The Italian NGO Un Ponte Per, one of the few international groups operating in al-Hol, said conditions in the camp hover “on the brink of a humanitarian disaster.”
Its personnel work closely with the Kurdish Red Crescent but complain of a lack of attention from the SDF, which seemingly places al-Hol at the end of its priority list, preferring to provide services to Kurdish citizens under its jurisdiction, rather than to Arabs in the camp.
The SDF allows most of al-Hol’s residents, especially women and children, to leave for treatment in Kurdish hospitals outside the camp but that is often a troublesome process that involves bribes to Kurdish militiamen.
They are unable to seek shelter or work outside the camp. Syrian authorities only recently accepted that a handful of Deir ez-Zor natives living in al-Hol be allowed to return to their city and the Iraqi government gave clearance to 2,000 Iraqi citizens to cross the border into Iraq. Promises to repatriate internally displaced persons from Raqqa and Tabqa have not been fulfilled since June.
Neither the Syrian government, the Iraqis, the Russians nor the SDF seem to mind what is happening in al-Hol, broadly looping its population into “ISIS-affiliates.” The raising of the ISIS flag in July added credit to this argument.
They say that apart from condemnation and warnings from the United Nations, the international community will do nothing to help the residents of al-Hol. They say their condition will change only when other issues, such as the future of Kurdish territories, are dealt with.
If an agreement is reached between the SDF and Damascus calling for the gradual return of government troops to the Kurdish areas, al-Hol would be transferred to Syrian government control and the Kurds would no longer have to worry about it. That, however, is far-fetched.
The situation in Rukban remains equally tragic but the number of people in the ad hoc camp was greatly reduced in recent weeks, under pressure from the international community.
Jordanian authorities permitted residents of Rukban to enter Jordan from 2014, when the camp was set up, until June 2016, when they sealed off access, claiming that ISIS cells were operating in Rukban.
That summer a car crossed into Jordan from Rukban and exploded near a Jordanian military outpost, killing six Jordanian soldiers. Since then, all crossings into Jordan have been suspended and only recently have residents of Rukban been allowed to enter Syria.

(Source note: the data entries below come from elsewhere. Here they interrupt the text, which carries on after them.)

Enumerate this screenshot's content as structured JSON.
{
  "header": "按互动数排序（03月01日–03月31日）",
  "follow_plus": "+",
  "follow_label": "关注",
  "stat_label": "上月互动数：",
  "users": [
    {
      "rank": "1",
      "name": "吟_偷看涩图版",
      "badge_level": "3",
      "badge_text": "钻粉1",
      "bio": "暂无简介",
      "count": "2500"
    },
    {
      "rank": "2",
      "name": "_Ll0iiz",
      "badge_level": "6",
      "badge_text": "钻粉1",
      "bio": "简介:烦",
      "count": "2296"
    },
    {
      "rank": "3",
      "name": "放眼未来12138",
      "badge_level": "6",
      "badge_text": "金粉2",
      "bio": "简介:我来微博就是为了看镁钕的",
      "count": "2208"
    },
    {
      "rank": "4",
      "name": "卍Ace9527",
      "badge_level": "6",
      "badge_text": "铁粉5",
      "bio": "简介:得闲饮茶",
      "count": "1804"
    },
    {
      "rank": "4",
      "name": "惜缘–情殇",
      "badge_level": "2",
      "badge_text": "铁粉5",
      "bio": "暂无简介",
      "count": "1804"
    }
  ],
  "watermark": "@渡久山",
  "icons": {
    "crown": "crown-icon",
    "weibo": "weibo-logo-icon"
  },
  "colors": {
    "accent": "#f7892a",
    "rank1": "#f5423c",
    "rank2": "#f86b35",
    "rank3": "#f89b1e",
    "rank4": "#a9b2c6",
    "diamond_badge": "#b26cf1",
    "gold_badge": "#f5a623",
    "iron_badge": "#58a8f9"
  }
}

In late May, Syrian authorities agreed to allow 13,153 residents of Rukban to move inward, transferring them to UN shelters in Homs and then giving them a choice of destination, with priority given to their areas of origin, provided that they were safe and accessible to Syrian state buses. The collective shipment of the 13,153 people was painfully slow, because of its high cost and the lack of vehicles.
That left Rukban with 12,000 residents, still a large number, all suffering from lack of drinking water, poor medication, malnutrition, lack of schools, inappropriate sanitation and infrequent access to humanitarian aid. The remaining population, mostly women and children, are not allowed to cross into other parts of Syria, awaiting new permits from Syrian authorities.

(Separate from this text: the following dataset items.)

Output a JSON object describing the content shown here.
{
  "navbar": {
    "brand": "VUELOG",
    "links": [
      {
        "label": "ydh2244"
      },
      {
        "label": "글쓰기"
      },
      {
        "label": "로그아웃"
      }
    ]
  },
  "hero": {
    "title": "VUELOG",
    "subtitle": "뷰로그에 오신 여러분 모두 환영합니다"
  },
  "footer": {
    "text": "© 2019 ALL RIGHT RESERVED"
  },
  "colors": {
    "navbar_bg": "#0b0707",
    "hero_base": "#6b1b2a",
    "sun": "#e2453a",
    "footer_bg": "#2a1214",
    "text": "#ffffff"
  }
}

Those permits do not seem near because Damascus claims that approximately 4,000 of those in Rukban are former jihadists, from Hayat Tahrir al-Sham or the ISIS-affiliate in southern Syria known as the Khaled Ibn Al-Walid Army.
They did not apply to leave to avoid arrest by Syrian authorities, choosing to stay behind, Damascus says, to recruit teenage militants from those left in the camp.
Sadly, many professionals — mainly teachers, nurses, food merchants and farmers — left Rukban in recent weeks. Those remaining were either women and children or those deemed “dangerous” — such as ex-convicts, former militants, drug sellers and kidnappers — by the camp’s population. In August 2018, Russian spokeswoman Maria Zakharova said ISIS members were hiding in the camp, using its civilians as human shields.